The bill, generally modeled after federal wiretap laws, was sent to the Assembly on a bipartisan 27-6 vote. Similar legislation in previous years has been routinely killed in the Assembly.

During debate, opponents evoked memories of Watergate and charged that police would be likely to use the legislation to harass marijuana users and even elected officials suspected of shaking down potential campaign contributors.

“Someone could easily accuse you unjustly of extortion, and that in and of itself would warrant a wiretap,” Senate President Pro Tem David A. Roberti (D-Los Angeles) told his colleagues. “I don’t engage in that kind of practice, but nobody wants to be accused of that.”


Likely Targets

Roberti said that people with alternative life styles--particularly those “who move in the kinds of society where marijuana is used"--would be likely targets of electronic surveillance.

But Sen. Robert Presley (D-Riverside), the author, said that the bill contains numerous safeguards and that the tremendous expense of conducting legal wiretaps would, as a practical matter, limit the practice to the most serious allegations of criminal behavior.

“Given the problems particularly of the South American narcotics situation,” Presley said, “it seems like an appropriate time to put this law on the books.”


The bill’s easy victory in the Senate, however, belies the difficulty that such measures have always encountered in various stages of the legislative process.

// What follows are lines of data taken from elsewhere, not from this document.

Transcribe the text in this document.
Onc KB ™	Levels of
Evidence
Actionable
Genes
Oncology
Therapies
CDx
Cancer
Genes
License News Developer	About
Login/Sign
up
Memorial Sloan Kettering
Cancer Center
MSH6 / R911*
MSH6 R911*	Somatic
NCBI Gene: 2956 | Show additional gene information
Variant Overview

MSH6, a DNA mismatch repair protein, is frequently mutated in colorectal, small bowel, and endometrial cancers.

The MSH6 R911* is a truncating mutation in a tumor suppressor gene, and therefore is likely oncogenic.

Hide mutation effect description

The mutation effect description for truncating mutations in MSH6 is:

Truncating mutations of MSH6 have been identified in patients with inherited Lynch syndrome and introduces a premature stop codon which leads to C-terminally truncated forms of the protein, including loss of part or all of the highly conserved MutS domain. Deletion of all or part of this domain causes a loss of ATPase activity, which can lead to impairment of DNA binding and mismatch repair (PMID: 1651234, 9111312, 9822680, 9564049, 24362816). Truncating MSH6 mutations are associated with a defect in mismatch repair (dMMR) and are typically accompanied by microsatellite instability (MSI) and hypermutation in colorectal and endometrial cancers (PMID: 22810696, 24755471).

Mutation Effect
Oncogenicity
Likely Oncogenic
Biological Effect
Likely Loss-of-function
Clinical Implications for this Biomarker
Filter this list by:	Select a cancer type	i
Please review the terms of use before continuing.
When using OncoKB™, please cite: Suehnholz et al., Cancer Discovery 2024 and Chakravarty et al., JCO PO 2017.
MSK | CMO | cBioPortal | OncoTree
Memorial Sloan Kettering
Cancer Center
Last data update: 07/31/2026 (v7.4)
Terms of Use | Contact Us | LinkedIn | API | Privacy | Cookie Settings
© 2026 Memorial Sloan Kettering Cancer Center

Similar efforts date back to the late 1960s, when then-Gov. Ronald Reagan proposed a wiretapping bill. The Senate passed similar measures in 1970, 1977 and 1979, including one by then-Sen. George Deukmejian. But all of those bills, strongly supported by law enforcement, died in an Assembly committee.

This time, Presley said that he expects a better reception, because the bill is “more tightly drawn” to safeguard the rights of the public.

His measure would allow wiretaps in investigations of murder, kidnaping, robbery, extortion and in “significant” cases of drug trafficking.

The wiretaps would require prior authorization in the form of a court order or an informal approval by a judge in “life- or limb-threatening cases.” The surveillance would be monitored by the attorney general’s office and require the filing of progress reports with the judge who authorized the wiretap.

The measure also would prohibit covert entry into private homes to install surveillance equipment.

Federal agencies, including the FBI, have conducted electronic surveillance under regulations adopted in 1968 as part of the federal Omnibus Crime Control and Safe Streets Act. Since that time, at least 16 states have enacted similar laws.

Florida’s recent adoption of a wiretapping law, Presley said, has become a major factor in switching drug operations to the West Coast.


Sen. Gary K. Hart (D-Santa Barbara) said that he believes the bill was not drawn tightly enough and that the use of the term “significant” in describing drug cases eligible for wiretap approval was too broad.

‘Just One of Those Things’

“Someone may define significant as 10 marijuana cigarettes,” Hart said. “Like it or not, there are a lot of people in this state who use marijuana.”

Presley conceded that there could be cases in which innocent people would be put under surveillance. “It’s just one of those things,” he said. “You can’t win all the time.” But he added that murder, extortion and drug trafficking “ought to be considered dirty businesses” and subject to wiretapping.